Orion Platform File Cubes
When you want to read files into floes, often they will have to be converted to records, so that they can be interpreted by other cubes. The following cubes provide utilities for converting files to records and records to various file formats.
Cubes
Binary File Reader
Import Statement
from orionplatform.cubes import BinaryFileReaderCube
Description
- A cube that reads one or more files and emits their contents in a single stream.
Generally used with a BinaryInputPort initializer.
Output Ports
success: BinaryOutputPort
Ungrouped Parameters
File to use as input: FileInputParameter
The file to read from in binary mode
Parameter Groups
Floe Internals
buffer_size: IntegerParameter
The amount of data buffered before sending downstream
Hardware
CPUs: IntegerParameter
The number of CPUs to run this cube with
Temporary Disk Space (MiB): DecimalParameter
The minimum amount of disk space in MiB (1048576 B) this cube requires. Due to overhead, request a couple hundred MiB more than required.
GPUs: IntegerParameter
The number of GPUs to run this cube with
Instance Tags: StringParameter
Only run on machines with matching tags (comma separated)
Instance Type: StringParameter
The type of instance that this cube needs to be run on
Max Backlog Wait: IntegerParameter
The max time (in seconds) that a cube will be backlogged on a group before being re-evaluated
Memory (MiB): DecimalParameter
The minimum amount of memory in MiBs (1048576 B) this cube requires. Due to overhead, request a couple hundred MiB more than required.

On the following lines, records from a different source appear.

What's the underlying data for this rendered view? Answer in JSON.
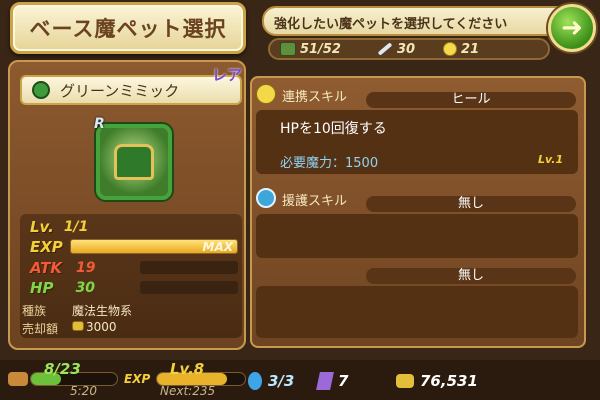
{
  "header": {
    "title": "ベース魔ペット選択",
    "message": "強化したい魔ペットを選択してください",
    "resources": {
      "storage": "51/52",
      "swords": "30",
      "chicks": "21"
    },
    "back_icon": "back-arrow-icon"
  },
  "pet": {
    "name": "グリーンミミック",
    "rarity": "レア",
    "rank": "R",
    "level_label": "Lv.",
    "level": "1/1",
    "exp_label": "EXP",
    "exp_text": "MAX",
    "exp_fraction": 1.0,
    "atk_label": "ATK",
    "atk": "19",
    "hp_label": "HP",
    "hp": "30",
    "species_label": "種族",
    "species": "魔法生物系",
    "sell_label": "売却額",
    "sell_price": "3000"
  },
  "linked_skill": {
    "title": "連携スキル",
    "name": "ヒール",
    "description": "HPを10回復する",
    "mana": "必要魔力：1500",
    "level": "Lv.1"
  },
  "support_skill": {
    "title": "援護スキル",
    "slot1": "無し",
    "slot2": "無し"
  },
  "footer": {
    "stamina": "8/23",
    "stamina_time": "5:20",
    "exp_label": "EXP",
    "player_level": "Lv.8",
    "next_exp": "Next:235",
    "gems": "3/3",
    "crystals": "7",
    "gold": "76,531"
  },
  "colors": {
    "accent_green": "#46a23b",
    "gold": "#f3cf3a",
    "red": "#f25b3a",
    "mana_blue": "#8fd3f4"
  }
}
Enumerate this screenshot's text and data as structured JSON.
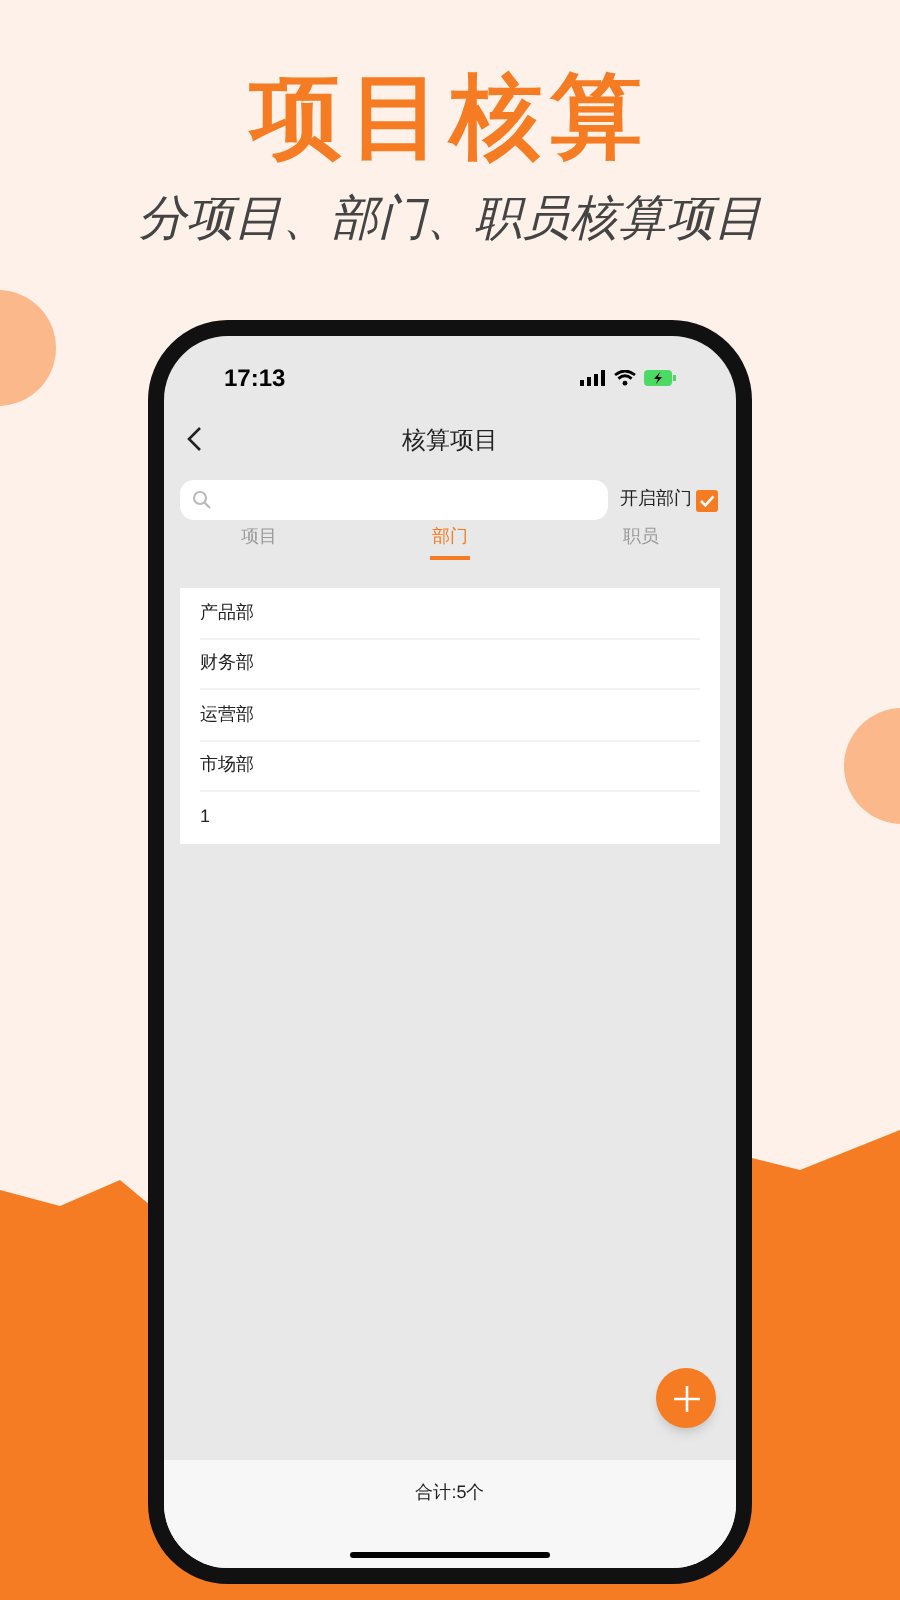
{
  "headline": "项目核算",
  "subtitle": "分项目、部门、职员核算项目",
  "status_bar": {
    "time": "17:13"
  },
  "nav": {
    "title": "核算项目"
  },
  "toggle": {
    "label": "开启部门",
    "checked": true
  },
  "tabs": [
    {
      "label": "项目",
      "selected": false
    },
    {
      "label": "部门",
      "selected": true
    },
    {
      "label": "职员",
      "selected": false
    }
  ],
  "list": [
    {
      "label": "产品部"
    },
    {
      "label": "财务部"
    },
    {
      "label": "运营部"
    },
    {
      "label": "市场部"
    },
    {
      "label": "1"
    }
  ],
  "footer": {
    "total": "合计:5个"
  }
}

Thread limit per CPU: IntegerParameter
The number of threads per CPU
Shared Memory (MiB): DecimalParameter
The amount of shared memory to allow a container to address
Spot policy: StringParameter
Control cube placement on spot market instances
Metrics
Cube Metrics: StringParameter
Set of metrics to be collected
Metric Period: DecimalParameter
How often to sample metrics, in seconds
File to Record Converter
Import Statement
from orionplatform.cubes import FileToRecordConverter
Description
Reads a molecule or csv file and converts to records
Output Ports
success: RecordOutputPort
Ungrouped Parameters
File to use as input: FileInputParameter
Molecular or CSV file to convert to records for use in a floe
File extension to append to input the file name: StringParameter
Override the file format derived from input file name
Parameter Groups
Floe Internals
buffer_size: IntegerParameter
The amount of data buffered before sending downstream
Hardware
CPUs: IntegerParameter
The number of CPUs to run this cube with
Temporary Disk Space (MiB): DecimalParameter
The minimum amount of disk space in MiB (1048576 B) this cube requires. Due to overhead, request a couple hundred MiB more than required.
GPUs: IntegerParameter
The number of GPUs to run this cube with
Instance Tags: StringParameter
Only run on machines with matching tags (comma separated)

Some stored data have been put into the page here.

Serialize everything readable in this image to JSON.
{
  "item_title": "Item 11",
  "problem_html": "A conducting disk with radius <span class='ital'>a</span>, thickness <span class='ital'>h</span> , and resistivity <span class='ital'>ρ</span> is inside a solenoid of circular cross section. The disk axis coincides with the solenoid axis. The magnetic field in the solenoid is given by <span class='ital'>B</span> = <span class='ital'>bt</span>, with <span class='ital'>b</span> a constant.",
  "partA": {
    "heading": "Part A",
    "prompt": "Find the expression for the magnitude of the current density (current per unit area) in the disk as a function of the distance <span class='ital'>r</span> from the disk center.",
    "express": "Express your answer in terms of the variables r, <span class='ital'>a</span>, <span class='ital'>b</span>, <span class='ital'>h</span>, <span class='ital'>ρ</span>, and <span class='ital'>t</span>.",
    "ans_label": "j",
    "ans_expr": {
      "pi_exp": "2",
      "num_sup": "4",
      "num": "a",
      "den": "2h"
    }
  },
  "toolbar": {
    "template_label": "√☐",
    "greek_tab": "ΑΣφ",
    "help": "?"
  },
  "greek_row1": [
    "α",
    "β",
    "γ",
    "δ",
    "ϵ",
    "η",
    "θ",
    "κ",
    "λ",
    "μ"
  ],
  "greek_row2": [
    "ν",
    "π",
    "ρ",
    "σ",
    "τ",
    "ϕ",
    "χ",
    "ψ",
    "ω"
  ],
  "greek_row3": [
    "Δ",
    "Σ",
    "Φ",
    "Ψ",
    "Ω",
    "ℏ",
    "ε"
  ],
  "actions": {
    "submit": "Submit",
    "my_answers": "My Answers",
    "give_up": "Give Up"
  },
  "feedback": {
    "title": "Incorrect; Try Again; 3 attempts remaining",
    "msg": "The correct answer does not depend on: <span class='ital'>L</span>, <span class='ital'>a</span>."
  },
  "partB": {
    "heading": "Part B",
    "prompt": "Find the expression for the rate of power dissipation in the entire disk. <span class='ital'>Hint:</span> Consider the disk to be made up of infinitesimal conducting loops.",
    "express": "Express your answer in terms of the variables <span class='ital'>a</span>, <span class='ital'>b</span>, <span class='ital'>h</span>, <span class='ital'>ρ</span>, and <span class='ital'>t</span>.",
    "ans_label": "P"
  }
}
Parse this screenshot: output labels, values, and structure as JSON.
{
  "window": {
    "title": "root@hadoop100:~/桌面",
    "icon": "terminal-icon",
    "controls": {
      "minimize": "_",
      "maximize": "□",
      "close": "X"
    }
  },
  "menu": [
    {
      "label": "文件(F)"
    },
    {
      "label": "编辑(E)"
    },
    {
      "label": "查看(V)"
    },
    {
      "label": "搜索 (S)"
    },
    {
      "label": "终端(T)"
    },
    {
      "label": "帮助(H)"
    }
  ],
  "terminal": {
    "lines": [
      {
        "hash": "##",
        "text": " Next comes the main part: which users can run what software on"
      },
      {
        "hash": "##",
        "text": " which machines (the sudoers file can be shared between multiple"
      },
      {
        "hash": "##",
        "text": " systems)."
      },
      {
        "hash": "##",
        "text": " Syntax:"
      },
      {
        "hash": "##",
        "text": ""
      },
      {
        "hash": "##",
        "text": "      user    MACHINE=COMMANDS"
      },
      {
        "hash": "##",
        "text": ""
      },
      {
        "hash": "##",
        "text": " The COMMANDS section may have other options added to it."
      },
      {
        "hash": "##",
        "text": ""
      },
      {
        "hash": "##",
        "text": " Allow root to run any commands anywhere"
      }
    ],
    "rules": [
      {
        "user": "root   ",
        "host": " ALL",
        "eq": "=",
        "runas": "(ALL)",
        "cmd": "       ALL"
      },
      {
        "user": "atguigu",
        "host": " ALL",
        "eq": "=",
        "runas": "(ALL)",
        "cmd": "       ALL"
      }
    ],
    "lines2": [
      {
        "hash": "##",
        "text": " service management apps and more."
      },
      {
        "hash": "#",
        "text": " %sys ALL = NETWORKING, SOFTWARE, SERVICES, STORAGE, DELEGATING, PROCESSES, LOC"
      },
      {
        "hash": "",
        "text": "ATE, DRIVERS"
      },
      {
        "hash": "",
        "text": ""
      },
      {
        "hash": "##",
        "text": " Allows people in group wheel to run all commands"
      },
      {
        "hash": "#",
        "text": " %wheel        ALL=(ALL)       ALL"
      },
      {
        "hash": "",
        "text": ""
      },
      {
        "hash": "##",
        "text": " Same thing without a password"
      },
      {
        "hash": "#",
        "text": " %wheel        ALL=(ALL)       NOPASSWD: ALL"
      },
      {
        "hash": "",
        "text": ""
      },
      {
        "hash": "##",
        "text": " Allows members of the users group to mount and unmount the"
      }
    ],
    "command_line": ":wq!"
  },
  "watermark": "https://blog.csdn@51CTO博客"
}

Instance Type: StringParameter
The type of instance that this cube needs to be run on
Max Backlog Wait: IntegerParameter
The max time (in seconds) that a cube will be backlogged on a group before being re-evaluated
Memory (MiB): DecimalParameter
The minimum amount of memory in MiBs (1048576 B) this cube requires. Due to overhead, request a couple hundred MiB more than required.

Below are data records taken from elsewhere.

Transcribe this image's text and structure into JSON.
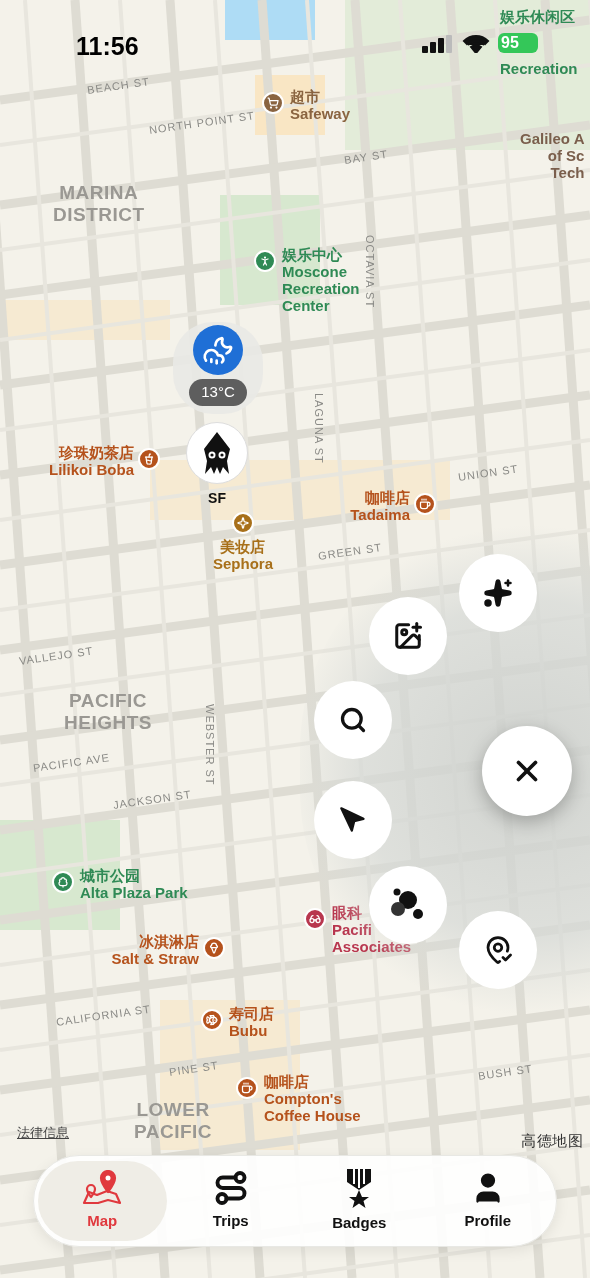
{
  "status_bar": {
    "time": "11:56",
    "battery": "95"
  },
  "map": {
    "streets": [
      "BEACH ST",
      "NORTH POINT ST",
      "BAY ST",
      "OCTAVIA ST",
      "LAGUNA ST",
      "UNION ST",
      "GREEN ST",
      "VALLEJO ST",
      "WEBSTER ST",
      "PACIFIC AVE",
      "JACKSON ST",
      "CALIFORNIA ST",
      "PINE ST",
      "BUSH ST"
    ],
    "districts": [
      [
        "MARINA",
        "DISTRICT"
      ],
      [
        "PACIFIC",
        "HEIGHTS"
      ],
      [
        "LOWER",
        "PACIFIC"
      ]
    ],
    "pois": [
      {
        "kind": "supermarket",
        "lines": [
          "超市",
          "Safeway"
        ],
        "color": "#8a6440"
      },
      {
        "kind": "recreation",
        "lines": [
          "娱乐中心",
          "Moscone",
          "Recreation",
          "Center"
        ],
        "color": "#2f8a55"
      },
      {
        "kind": "tea",
        "lines": [
          "珍珠奶茶店",
          "Lilikoi Boba"
        ],
        "color": "#b5521c"
      },
      {
        "kind": "cafe",
        "lines": [
          "咖啡店",
          "Tadaima"
        ],
        "color": "#b5521c"
      },
      {
        "kind": "beauty",
        "lines": [
          "美妆店",
          "Sephora"
        ],
        "color": "#a8701a"
      },
      {
        "kind": "park",
        "lines": [
          "城市公园",
          "Alta Plaza Park"
        ],
        "color": "#2f8a55"
      },
      {
        "kind": "optician",
        "lines": [
          "眼科",
          "Pacifi",
          "Associates"
        ],
        "color": "#b8364e"
      },
      {
        "kind": "icecream",
        "lines": [
          "冰淇淋店",
          "Salt & Straw"
        ],
        "color": "#b5521c"
      },
      {
        "kind": "sushi",
        "lines": [
          "寿司店",
          "Bubu"
        ],
        "color": "#b5521c"
      },
      {
        "kind": "cafe",
        "lines": [
          "咖啡店",
          "Compton's",
          "Coffee House"
        ],
        "color": "#b5521c"
      }
    ],
    "edge_labels": [
      {
        "lines": [
          "娱乐休闲区",
          "Recreation"
        ],
        "color": "#2f8a55"
      },
      {
        "lines": [
          "Galileo A",
          "of Sc",
          "Tech"
        ],
        "color": "#7a5e4c"
      }
    ]
  },
  "weather_pin": {
    "temperature": "13°C"
  },
  "user_pin": {
    "label": "SF"
  },
  "attribution": {
    "legal_link": "法律信息",
    "provider": "高德地图"
  },
  "tab_bar": {
    "tabs": [
      {
        "label": "Map",
        "selected": true
      },
      {
        "label": "Trips",
        "selected": false
      },
      {
        "label": "Badges",
        "selected": false
      },
      {
        "label": "Profile",
        "selected": false
      }
    ]
  }
}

Thread limit per CPU: IntegerParameter
The number of threads per CPU
Shared Memory (MiB): DecimalParameter
The amount of shared memory to allow a container to address
Spot policy: StringParameter
Control cube placement on spot market instances
Metrics
Cube Metrics: StringParameter
Set of metrics to be collected
Metric Period: DecimalParameter
How often to sample metrics, in seconds
Archive Reader
Import Statement
from orionplatform.cubes import ArchiveConverterCube
Description
- Converts a tar or zip file into records (if the output port is connected)
or directly into datasets (if the output port isn’t connected).
Output Ports
success: RecordOutputPort
Ungrouped Parameters
Tar or zip file to use as input: FileInputParameter
Archive file to convert to records
Parameter Groups
Floe Internals
buffer_size: IntegerParameter
The amount of data buffered before sending downstream
Hardware
CPUs: IntegerParameter
The number of CPUs to run this cube with
Temporary Disk Space (MiB): DecimalParameter
The minimum amount of disk space in MiB (1048576 B) this cube requires. Due to overhead, request a couple hundred MiB more than required.
GPUs: IntegerParameter
The number of GPUs to run this cube with
Instance Tags: StringParameter
Only run on machines with matching tags (comma separated)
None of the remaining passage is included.